En dernier lieu, pour les mêmes motifs que ceux exposés au point précédent, l’arrêté attaqué n’est pas entaché d’une erreur manifeste d’appréciation.
Il résulte de tout ce qui précède que M. A… n’est pas fondé à demander l’annulation de l’arrêté attaqué. Par suite, ses conclusions à fin d’annulation doivent être rejetées.
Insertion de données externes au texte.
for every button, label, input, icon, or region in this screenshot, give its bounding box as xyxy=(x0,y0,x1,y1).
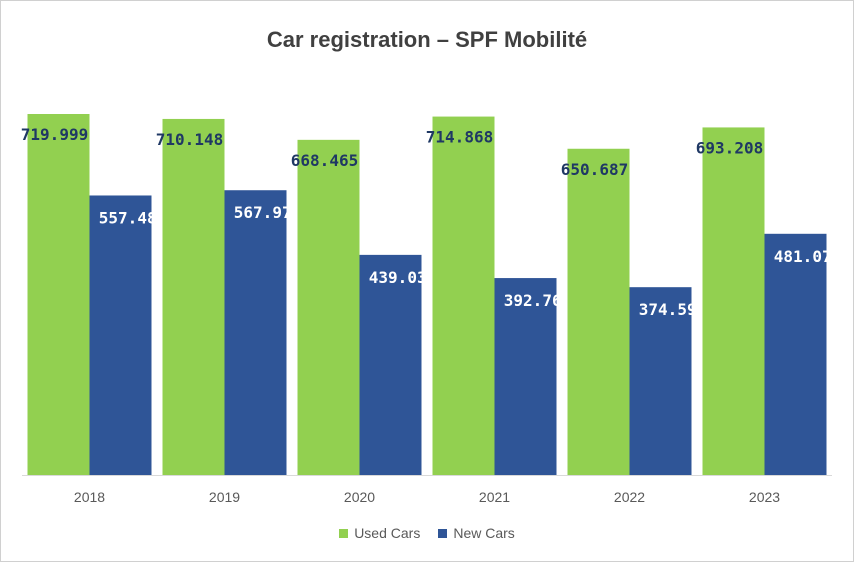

Par voie de conséquence, ses conclusions à fin d’injonction et d’astreinte et celles présentées au titre des frais d’instance ne peuvent qu’être rejetées.
D E C I D E :
Article 1er : La requête de M. A… est rejetée.
Article 2 : Le présent jugement sera notifié à M. B… C… A…, à Me Aït Mehdi et au préfet de la Seine-Saint-Denis.
Délibéré après l’audience du 22 janvier 2025 à laquelle siégeaient :
M. Gauchard, président,
M. Guiral, premier conseiller,
Mme Lamlih, première conseillère.
Rendu public par mise à disposition au greffe le 5 février 2025.
La rapporteure,
D. Lamlih
Le président,
L. GauchardLa greffière,
S. Jarrin
La République mande et ordonne au préfet de la Seine-Saint-Denis en ce qui le concerne ou à tous commissaires de justice à ce requis en ce qui concerne les voies de droit commun contre les parties privées, de pourvoir à l’exécution de la présente décision.